The human cost of Evolution Gaming’s acquisition of NetEnt has been revealed with unconfirmed rumours suggesting that as many as 500 employees have been told to stay at home and await further instructions – that’s as much as 50% of NetEnt’s complete workforce.
Reports emerging online suggest that the firm’s live studio in Qormi has been closed with immediate effect.
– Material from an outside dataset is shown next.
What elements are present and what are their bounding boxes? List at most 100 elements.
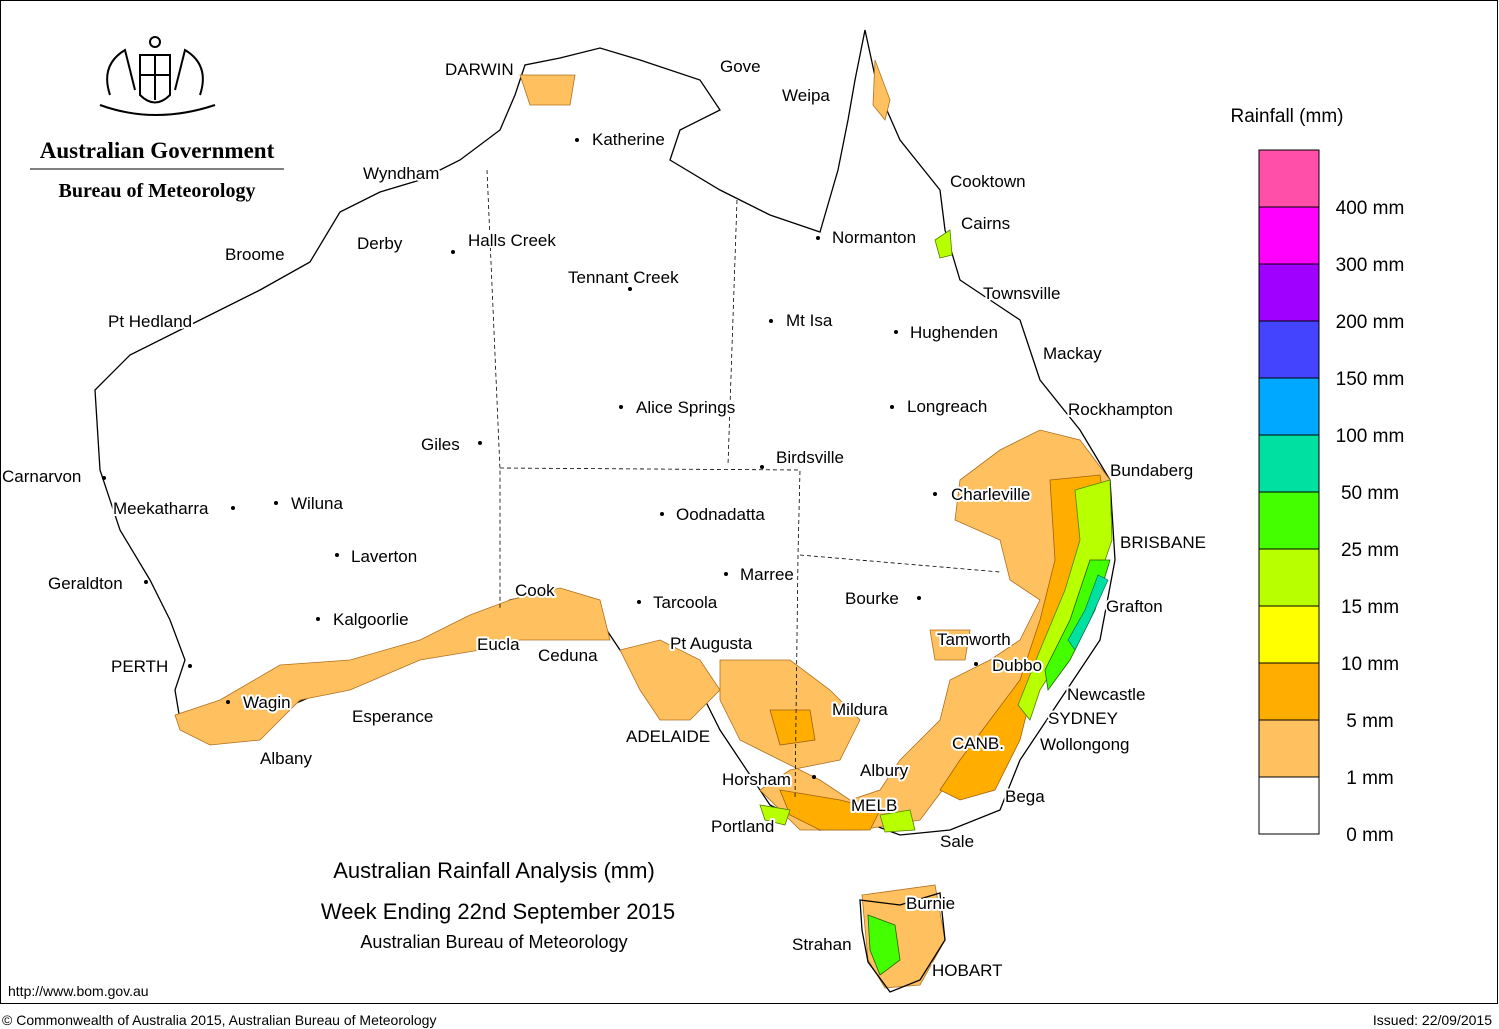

On Tuesday NetEnt workers were told to go home and await an email that would have more information about their future employment.
A spokesperson from Evolution has confirmed that the Qormi studio will be closed, and that redundancy proceedings have begun with the individuals involved.
They say in life that timing has everything, and this redundancy bombshell comes just weeks after NetEnt revealed they were planning to increase the size and scale of their studio in Qormi to meet increasing demand, with an extension to their live blackjack offering expected.
But those ideas have now been scrapped, and the Economy Ministry in Malta has already begun to identify new career opportunities for the NetEnt employees likely to be out of work following Evolution’s decision.
Casino Behemoth Given the Nod
It was some £1.6 billion that Evolution, perhaps the premier live casino provider on the planet, would need to fork out to acquire NetEnt’s assets and intellectual property.
The proposed move was also reported to the Competition and Markets Authority (CMA) in the UK given that Evolution would now have a particularly dominant position in the live gaming sphere.
Back in September, the CMA confirmed that it was launching its own investigation into the potential merger, with a consultation period welcoming the thoughts of casino industry stakeholders.
And after a nail-biting eight weeks for all involved, it was announced by the CMA that they had cleared the acquisition of NetEnt by Evolution freeing those involved to sign off on the final terms of the deal.
NetEnt were arguably their main competitor in live gaming – they don’t need to worry about them anymore it seems, and now Evolution have a considerable footprint in slots gaming too given that the Swedish firm was also considered one of the leading software houses around.
Evolution Hit the Ground Running
The behind the scenes operation began on December 1, with the acquisition formerly confirmed as Evolution Gaming and NetEnt came together to become known simply as Evolution.
The takeover has been confirmed, with Evolution now owning a 98.6% stake in NetEnt, and the Red Tiger development company has also been taken on by the buyer.
Evolution’s senior management team have also seized control for decision-making within NetEnt, and their first move – to close the firm’s live casino studio – could result in estimated savings of €30 million per year.
Therese Hillman, the CEO of NetEnt, will continue in her role until the end of the first quarter of 2021, when she will leave her position.